Fiasco Dupont de Ligonnès: la police écossaise a affirmé «à 4 reprises» aux Français l’avoir arrêté

Xavier Dupont de Ligonnes AFP

Dans l’affaire de la fausse arrestation de Xavier Dupont de Ligonnès, les polices françaises et écossaises se rejettent chacune la balle.

La police écossaise a affirmé vendredi soir «à quatre reprises» à ses homologues français ainsi qu’au «magistrat de liaison» avoir arrêtéXavier Dupont de Ligonnès à Glasgow, a assuré lundi une source proche de l’enquête à l’AFP, apportant un démenti aux Écossais.

Dans un communiqué diffusé lundi, la police écossaise a assuré n’avoir «jamais confirmé, ni en public, ni en privé» que l’homme interpellé à l’aéroport de Glasgow était Xavier Dupont de Ligonnès, recherché depuis huit ans pour le meurtre de sa femme et de ses enfants à Nantes.

De son côté, la police française n’a jamais officiellement communiqué sur cette arrestation.

«A quatre reprises, oralement, la police écossaise nous a affirmé avoir identifié» l’homme arrêté comme étant Xavier Dupont de Ligonnès, a déclaré la source française. Cette source est une de celles qui avaient confirmé vendredi soir à l’AFP l’arrestation du père de famille nantais sur la base, d’après elle, du signalement des Écossais.
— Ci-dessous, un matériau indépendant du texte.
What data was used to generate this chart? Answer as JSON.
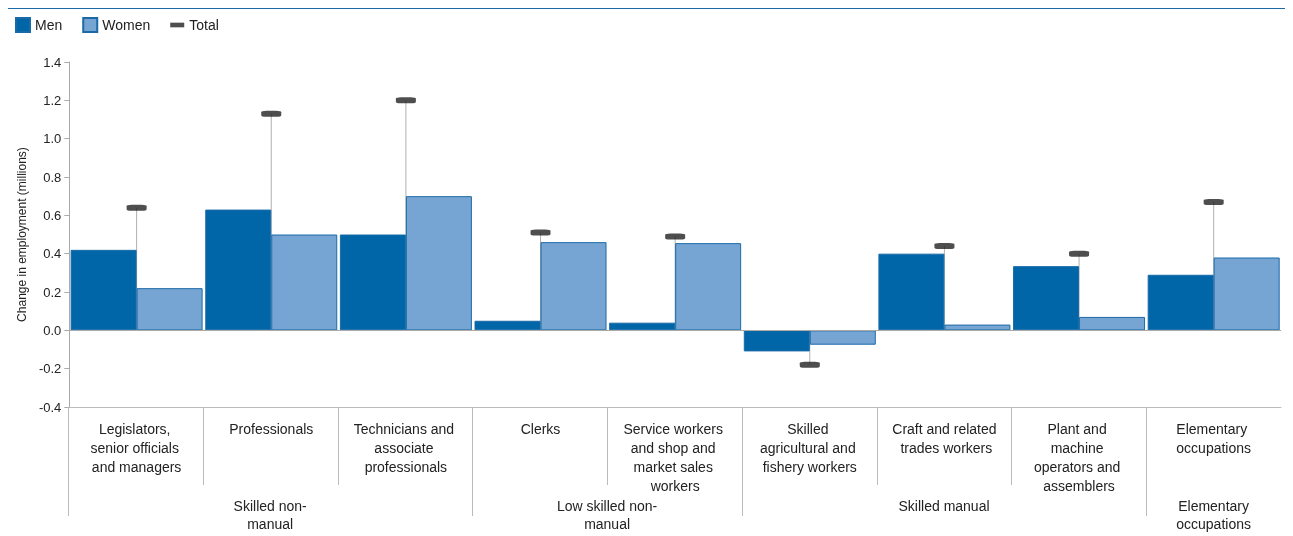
{
  "chart_data": {
    "type": "bar",
    "ylabel": "Change in employment (millions)",
    "categories": [
      "Legislators, senior officials and managers",
      "Professionals",
      "Technicians and associate professionals",
      "Clerks",
      "Service workers and shop and market sales workers",
      "Skilled agricultural and fishery workers",
      "Craft and related trades workers",
      "Plant and machine operators and assemblers",
      "Elementary occupations"
    ],
    "series": [
      {
        "name": "Men",
        "color": "#0066a8",
        "values": [
          0.42,
          0.63,
          0.5,
          0.05,
          0.04,
          -0.11,
          0.4,
          0.335,
          0.29
        ]
      },
      {
        "name": "Women",
        "color": "#77a5d3",
        "values": [
          0.22,
          0.5,
          0.7,
          0.46,
          0.455,
          -0.075,
          0.03,
          0.07,
          0.38
        ]
      },
      {
        "name": "Total",
        "type": "lollipop",
        "color": "#222222",
        "values": [
          0.64,
          1.13,
          1.2,
          0.51,
          0.49,
          -0.18,
          0.44,
          0.4,
          0.67
        ]
      }
    ],
    "ylim": [
      -0.4,
      1.4
    ],
    "yticks": [
      {
        "value": -0.4,
        "label": "-0.4"
      },
      {
        "value": -0.2,
        "label": "-0.2"
      },
      {
        "value": 0,
        "label": "0.0"
      },
      {
        "value": 0.2,
        "label": "0.2"
      },
      {
        "value": 0.4,
        "label": "0.4"
      },
      {
        "value": 0.6,
        "label": "0.6"
      },
      {
        "value": 0.8,
        "label": "0.8"
      },
      {
        "value": 1,
        "label": "1.0"
      },
      {
        "value": 1.2,
        "label": "1.2"
      },
      {
        "value": 1.4,
        "label": "1.4"
      }
    ],
    "ref_lines": [
      {
        "axis": "y",
        "value": 0,
        "color": "#aaaaaa"
      }
    ],
    "legend": "top left",
    "annotations": [
      "Skilled non-manual",
      "Low skilled non-manual",
      "Skilled manual",
      "Elementary occupations"
    ]
  }
}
Elle a par ailleurs expliqué qu’en Écosse comme en France, il faut «12 points de convergence» pour confirmer une identification précisant que c’était «un standard international».

On a souligné en outre que «le magistrat de liaison» au Royaume-Uni avait été mis «au courant par la police écossaise».

«A plusieurs reprises, nous avons demandé en vain que nous soit transmis le résultat de la comparaison des empreintes», a-t-on insisté.

«C’est seulement après minuit trente, que la police écossaise nous a envoyé un courrier officiel pour démentir l’identification», a-t-on ajouté de même source.

Un test ADN pratiqué samedi sur l’homme interpellé a ensuite montré qu’il ne s’agissait pas de Xavier Dupont de Ligonnès.

La situation de L’Avenir

Notre média, comme tous les autres, a lui aussi relayé cette information. Pour beaucoup de sujets internationaux, les éditions de L’Avenir, travaillent avec des dépêches issues d’agence de presse comme Belga ou AFP.

Ces deux agences sont considérées comme des sources fiables et il n’est donc pas nécessaire de fournir un travail de «recoupage» comme c’est le cas avec d’autres informations. Mais les erreurs, aussi rares soient-elles, sont toujours possibles. La preuve.